Confortavelmente acomodado numa cadeira de mogno, às suas costas reluzem pôsteres da fase gloriosa, na década de 1990, quando fabricava aos magotes hits políticos que - naquela época ainda não se poderia supor - resistiriam ao tempo. Na mesma parede que reserva-se à sua narcisa homenagem repousa também, impávido, um enorme quadro do agora enjeitado Marley, dreadlocks chicoteando o vento. "Eu tentei me aproximar do rastafarianismo. Mas percebi que eles não meditam. Não pesquisam, não leem. Além do mais, o livro-base deles é a Bíblia. E para ler a Bíblia, não preciso de intermediários", justifica.
Em julho, o cantor completa 60 anos de vida e 30 de carreira. Embora afastado do mainstream, sua voz é habitué em cenas cotidianas de Salvador. Por estas bandas de cá, há quem sustente a inexequível possibilidade de se realizar um protesto, desde a mais banal das bandeiras ao mais valoroso dos temas, que não embalado pelos versos de "vamos, amigo, lute!". Ou passar por uma das vielas do Pelourinho e não ouvir o ruflo do "êa", ditongo consagrado nos hinos-canções do nosso 'Cliff nagô'.

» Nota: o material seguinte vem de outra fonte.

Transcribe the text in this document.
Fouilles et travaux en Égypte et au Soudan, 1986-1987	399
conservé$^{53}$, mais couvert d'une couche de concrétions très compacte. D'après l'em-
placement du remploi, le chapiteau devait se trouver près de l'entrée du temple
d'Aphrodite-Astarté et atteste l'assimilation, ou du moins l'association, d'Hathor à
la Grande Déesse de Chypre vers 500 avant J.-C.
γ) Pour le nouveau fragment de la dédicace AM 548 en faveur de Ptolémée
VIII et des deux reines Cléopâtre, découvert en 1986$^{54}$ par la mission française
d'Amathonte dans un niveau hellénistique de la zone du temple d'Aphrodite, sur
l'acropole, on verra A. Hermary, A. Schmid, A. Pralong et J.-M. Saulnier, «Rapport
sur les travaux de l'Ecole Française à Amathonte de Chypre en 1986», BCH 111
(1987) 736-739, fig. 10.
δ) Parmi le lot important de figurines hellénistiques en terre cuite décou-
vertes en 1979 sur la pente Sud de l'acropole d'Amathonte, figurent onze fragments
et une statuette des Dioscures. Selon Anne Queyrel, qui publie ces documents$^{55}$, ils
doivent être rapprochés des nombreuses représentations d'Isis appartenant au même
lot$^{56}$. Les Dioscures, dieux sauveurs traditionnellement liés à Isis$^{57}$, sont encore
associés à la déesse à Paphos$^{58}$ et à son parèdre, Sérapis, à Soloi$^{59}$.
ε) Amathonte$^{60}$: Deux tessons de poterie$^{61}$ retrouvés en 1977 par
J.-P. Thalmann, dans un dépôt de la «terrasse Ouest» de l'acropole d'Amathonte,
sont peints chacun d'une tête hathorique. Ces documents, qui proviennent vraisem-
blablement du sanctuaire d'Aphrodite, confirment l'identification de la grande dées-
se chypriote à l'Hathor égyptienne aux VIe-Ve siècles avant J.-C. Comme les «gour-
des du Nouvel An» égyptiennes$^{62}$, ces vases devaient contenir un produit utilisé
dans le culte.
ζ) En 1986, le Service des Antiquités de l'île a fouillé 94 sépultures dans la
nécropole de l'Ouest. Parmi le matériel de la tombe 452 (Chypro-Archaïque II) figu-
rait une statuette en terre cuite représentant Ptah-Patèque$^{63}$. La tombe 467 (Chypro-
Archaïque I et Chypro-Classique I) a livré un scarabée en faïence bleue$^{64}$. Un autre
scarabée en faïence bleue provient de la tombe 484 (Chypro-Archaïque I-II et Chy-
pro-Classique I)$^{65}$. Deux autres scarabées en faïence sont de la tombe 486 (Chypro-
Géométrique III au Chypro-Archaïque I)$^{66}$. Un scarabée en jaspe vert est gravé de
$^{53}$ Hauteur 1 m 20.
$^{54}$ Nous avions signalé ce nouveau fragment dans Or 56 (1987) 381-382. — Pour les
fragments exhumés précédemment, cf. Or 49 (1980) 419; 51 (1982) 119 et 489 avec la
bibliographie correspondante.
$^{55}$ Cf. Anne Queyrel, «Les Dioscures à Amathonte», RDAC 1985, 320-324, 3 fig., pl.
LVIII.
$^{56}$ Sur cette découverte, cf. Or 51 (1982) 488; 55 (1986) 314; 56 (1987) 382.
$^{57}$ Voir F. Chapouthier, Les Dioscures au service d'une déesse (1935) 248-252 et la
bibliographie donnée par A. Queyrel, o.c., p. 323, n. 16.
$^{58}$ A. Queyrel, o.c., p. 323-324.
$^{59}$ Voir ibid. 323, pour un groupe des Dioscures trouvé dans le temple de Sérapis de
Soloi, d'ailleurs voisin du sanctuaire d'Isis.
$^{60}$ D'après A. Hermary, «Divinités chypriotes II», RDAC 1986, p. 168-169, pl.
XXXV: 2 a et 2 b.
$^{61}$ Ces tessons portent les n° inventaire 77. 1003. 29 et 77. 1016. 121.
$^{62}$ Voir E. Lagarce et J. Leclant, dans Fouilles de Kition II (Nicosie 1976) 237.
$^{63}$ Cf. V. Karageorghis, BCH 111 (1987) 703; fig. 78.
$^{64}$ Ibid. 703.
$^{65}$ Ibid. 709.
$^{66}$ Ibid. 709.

"Sempre fiz música para passar uma mensagem. É diferente do axé, que nunca quis dizer nada. Eles quiseram apenas fazer fortuna, enganar as pessoas", compara. Com uma recalcitrante sinceridade, ao balzaquiano ritmo, o reggaeman faz outras considerações. "Não escuto música baiana. O que eles têm de bom é essa estrutura de gravação, distribuição e shows. Nas músicas, optam pelo vazio".
Embora ainda inflame o discurso, Edson Gomes não é mais o irascível de antes. Nos anos de sucesso, pairava sobre ele, além do galopante talento, um temperamento equino. "Ele era difícil. Parecia um pedaço de cavalo", brinca o irmão, Eddie Brown, também cantor de reggae e hoje vítima de um glaucoma que lhe custou a visão.
Próprias bandeiras
A chegada da idade moldou a índole e conteve as diatribes do mais famoso dos Gomes. A tiracolo, no combo etário, trouxe outros dois indesejados acompanhamentos. Primeiro, foram os fios brancos que invadiram sua cabeleira rastafári - e, por isso mesmo, o fizeram abdicar do estilo. Depois, o diagnóstico de uma diabetes tipo 2, que o fez mudar alimentação, estilo de vida e diminuir os shows. Se antes dedicava adoração ao reggae, hoje dá de ombros para o movimento.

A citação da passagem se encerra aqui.